Have you noticed that you are more likely to have strong emotional responses when you are tired? One key to good emotion regulation is getting good sleep. Sleep hygiene, or the practice of establishing good sleep habits, can help. Below are sleep hygiene tips that have been shown to improve sleep quality:

1. Avoid alcohol, caffeine, and nicotine.

If you are having trouble sleeping, you should avoid alcohol, caffeine, and nicotine, especially several hours before bedtime.

2. Do not eat large meals immediately before bedtime.

Avoid large or heavy meals, or foods that might upset your stomach, for at least a couple of hours before bedtime.

3. Have a light snack.

A completely empty stomach can interfere with sleep. Having a light snack, or a warm glass of milk, can help.

4. Establish a pre-bed ritual.

Doing the same relaxing ritual each night before you go to bed can help to prepare your body for sleep.
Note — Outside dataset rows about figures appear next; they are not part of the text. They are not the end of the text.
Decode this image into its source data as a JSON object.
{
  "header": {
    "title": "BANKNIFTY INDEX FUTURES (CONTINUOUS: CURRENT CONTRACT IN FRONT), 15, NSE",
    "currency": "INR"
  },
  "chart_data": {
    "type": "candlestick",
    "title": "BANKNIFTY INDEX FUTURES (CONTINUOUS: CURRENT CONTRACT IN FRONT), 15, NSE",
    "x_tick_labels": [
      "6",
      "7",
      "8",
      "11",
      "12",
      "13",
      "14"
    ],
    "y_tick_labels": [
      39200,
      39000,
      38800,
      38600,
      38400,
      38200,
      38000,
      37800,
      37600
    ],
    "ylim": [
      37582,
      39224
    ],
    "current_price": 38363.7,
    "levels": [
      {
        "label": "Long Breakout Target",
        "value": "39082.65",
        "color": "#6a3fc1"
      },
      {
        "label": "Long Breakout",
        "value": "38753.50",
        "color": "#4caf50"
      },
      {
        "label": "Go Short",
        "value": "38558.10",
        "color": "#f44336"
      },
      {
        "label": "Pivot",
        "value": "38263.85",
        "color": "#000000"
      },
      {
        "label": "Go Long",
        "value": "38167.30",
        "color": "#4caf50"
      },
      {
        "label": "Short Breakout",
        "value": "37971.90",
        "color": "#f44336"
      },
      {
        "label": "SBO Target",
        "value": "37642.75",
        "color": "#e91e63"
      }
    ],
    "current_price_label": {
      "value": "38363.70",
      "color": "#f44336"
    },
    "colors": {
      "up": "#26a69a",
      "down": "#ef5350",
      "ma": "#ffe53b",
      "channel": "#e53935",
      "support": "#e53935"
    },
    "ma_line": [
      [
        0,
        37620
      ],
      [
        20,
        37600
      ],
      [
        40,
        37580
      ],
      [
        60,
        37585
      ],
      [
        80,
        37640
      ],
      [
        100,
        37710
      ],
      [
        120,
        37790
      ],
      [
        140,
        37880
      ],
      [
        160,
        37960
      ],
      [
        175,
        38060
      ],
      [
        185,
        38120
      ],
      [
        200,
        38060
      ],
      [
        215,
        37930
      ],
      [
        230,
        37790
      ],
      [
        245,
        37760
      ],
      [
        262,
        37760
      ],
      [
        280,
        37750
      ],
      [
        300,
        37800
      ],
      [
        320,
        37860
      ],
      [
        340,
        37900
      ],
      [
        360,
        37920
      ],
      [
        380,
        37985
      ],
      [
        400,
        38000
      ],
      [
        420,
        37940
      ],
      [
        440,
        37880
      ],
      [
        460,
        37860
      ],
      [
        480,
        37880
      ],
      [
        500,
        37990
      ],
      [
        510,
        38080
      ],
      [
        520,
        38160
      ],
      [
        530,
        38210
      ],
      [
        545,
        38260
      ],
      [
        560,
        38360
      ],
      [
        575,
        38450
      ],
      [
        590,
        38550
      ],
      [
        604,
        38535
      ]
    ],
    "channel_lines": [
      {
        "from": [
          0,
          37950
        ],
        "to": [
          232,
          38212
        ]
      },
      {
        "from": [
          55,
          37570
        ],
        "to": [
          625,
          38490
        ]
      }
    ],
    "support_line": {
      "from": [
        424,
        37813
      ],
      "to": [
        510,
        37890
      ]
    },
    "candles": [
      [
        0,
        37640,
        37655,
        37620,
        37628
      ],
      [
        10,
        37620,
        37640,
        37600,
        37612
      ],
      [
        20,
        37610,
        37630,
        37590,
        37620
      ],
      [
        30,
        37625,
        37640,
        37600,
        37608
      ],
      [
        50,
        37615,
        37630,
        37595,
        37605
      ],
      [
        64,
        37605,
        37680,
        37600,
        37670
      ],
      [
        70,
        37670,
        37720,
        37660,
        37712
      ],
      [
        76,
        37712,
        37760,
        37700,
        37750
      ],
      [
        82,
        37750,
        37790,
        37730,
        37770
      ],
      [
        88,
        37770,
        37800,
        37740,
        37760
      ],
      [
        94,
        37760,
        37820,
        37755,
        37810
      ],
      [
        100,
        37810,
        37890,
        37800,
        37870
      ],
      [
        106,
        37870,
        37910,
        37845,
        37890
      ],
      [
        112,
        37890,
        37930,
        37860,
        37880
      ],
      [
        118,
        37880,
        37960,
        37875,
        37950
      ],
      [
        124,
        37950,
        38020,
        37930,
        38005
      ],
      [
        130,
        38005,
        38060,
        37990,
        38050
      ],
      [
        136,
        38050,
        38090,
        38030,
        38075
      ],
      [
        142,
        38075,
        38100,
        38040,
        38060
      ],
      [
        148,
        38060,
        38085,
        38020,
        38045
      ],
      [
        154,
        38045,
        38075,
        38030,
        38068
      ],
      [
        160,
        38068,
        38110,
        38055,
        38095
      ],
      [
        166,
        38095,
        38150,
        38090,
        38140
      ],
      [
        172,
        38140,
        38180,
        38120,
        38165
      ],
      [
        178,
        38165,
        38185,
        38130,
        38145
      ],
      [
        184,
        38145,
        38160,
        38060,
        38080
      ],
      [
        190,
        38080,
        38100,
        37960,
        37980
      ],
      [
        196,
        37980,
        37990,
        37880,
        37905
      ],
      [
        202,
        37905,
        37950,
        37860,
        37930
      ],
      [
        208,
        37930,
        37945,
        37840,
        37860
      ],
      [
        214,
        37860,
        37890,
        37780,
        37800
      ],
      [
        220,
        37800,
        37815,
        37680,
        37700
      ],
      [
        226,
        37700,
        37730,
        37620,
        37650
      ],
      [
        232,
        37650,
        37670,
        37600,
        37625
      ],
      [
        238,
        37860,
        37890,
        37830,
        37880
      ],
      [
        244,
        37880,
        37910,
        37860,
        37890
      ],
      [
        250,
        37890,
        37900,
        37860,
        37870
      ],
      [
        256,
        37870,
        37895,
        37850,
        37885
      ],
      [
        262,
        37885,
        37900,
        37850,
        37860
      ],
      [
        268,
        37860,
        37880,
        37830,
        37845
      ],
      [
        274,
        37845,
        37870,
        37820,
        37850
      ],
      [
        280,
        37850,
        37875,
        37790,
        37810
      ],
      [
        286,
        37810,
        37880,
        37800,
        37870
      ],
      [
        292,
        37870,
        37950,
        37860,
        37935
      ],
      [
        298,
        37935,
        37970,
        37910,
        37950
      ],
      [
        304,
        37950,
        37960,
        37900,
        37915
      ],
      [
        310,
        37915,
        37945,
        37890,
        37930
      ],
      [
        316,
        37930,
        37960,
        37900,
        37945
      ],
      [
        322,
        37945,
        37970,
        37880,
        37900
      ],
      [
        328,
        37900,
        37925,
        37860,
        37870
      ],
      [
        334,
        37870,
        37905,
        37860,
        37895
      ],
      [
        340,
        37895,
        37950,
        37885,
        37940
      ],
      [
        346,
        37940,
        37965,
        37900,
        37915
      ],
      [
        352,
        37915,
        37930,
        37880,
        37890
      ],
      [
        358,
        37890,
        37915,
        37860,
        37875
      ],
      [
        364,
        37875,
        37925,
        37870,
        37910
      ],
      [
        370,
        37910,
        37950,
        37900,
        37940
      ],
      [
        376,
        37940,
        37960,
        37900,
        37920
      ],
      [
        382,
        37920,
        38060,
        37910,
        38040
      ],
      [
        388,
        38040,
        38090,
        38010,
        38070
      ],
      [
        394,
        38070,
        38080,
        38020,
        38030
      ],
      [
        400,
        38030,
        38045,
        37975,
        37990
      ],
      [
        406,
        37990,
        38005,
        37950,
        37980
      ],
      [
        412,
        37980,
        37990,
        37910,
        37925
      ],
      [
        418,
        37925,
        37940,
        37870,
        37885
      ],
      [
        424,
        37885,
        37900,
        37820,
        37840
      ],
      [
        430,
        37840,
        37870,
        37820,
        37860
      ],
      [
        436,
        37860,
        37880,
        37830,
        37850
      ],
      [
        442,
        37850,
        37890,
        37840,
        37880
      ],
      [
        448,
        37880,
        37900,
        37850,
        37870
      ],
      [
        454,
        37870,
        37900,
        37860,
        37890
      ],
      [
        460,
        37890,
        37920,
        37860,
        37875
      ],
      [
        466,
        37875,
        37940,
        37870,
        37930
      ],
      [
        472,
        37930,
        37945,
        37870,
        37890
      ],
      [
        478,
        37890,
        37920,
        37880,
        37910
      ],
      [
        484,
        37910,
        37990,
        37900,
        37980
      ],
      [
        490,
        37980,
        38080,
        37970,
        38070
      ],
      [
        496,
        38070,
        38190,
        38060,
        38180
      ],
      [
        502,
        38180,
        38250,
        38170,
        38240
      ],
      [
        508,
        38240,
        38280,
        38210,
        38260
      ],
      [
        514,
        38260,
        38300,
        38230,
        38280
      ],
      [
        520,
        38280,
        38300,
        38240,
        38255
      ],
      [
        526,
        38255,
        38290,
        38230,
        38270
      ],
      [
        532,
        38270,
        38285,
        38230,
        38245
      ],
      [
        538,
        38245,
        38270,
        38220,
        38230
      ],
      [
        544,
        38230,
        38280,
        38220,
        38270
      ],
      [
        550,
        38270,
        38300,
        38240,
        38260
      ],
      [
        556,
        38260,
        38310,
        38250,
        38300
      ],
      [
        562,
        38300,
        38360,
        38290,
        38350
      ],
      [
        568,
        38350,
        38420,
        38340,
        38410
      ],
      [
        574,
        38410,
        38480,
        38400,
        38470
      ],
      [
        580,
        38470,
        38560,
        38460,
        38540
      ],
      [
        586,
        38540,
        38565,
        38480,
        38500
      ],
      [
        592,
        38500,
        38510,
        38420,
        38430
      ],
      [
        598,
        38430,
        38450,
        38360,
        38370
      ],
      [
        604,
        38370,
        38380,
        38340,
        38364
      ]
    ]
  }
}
Take a warm bath, or read quietly.

5. Use relaxation techniques.

Prior to going to bed, practice a relaxation strategy that works for you, including deep breathing, imagery, or progressive muscle relaxation.

6. If you can't sleep, get out of bed.

Go to bed when sleepy, and get out of bed if you are unable to sleep. Return to bed again only when you feel sleepy.

7. Use the bed for sleep only!

You should use your bed for sleeping (or sex) only (no watching TV, eating, etc). This will help to train your body that being in bed means it is time to sleep.

8. Follow a regular sleep schedule.

Get up at the same time every morning, and aim to go to bed at around the same time each night.

9. No napping.

Do not take daytime naps, even if you are feeling very tired because your sleep was disrupted the night before. Taking a nap will only cause more sleep disruption the next night.

10. Make your bedroom a comfortable sleeping environment.

Keep your bedroom environment comfortable for sleeping. Turn off lights, reduce noise, and make sure the temperature is comfortable.

11. Exercise at the right times.

Get regular exercise during the day, but limit exercise right before you go to bed.

12. If the problem persists, get help.

Talk to your primary care physician or psychiatrist if you have chronic sleep problems, as these may be related to a medical condition, or caused by medication you are taking.

Sources:

Morin, CM, and Espie, CA. "Insomnia: A Clinical Guide to Assessment and Treatment." New York: Kluwer Academic/Plenum Publishers, 2003.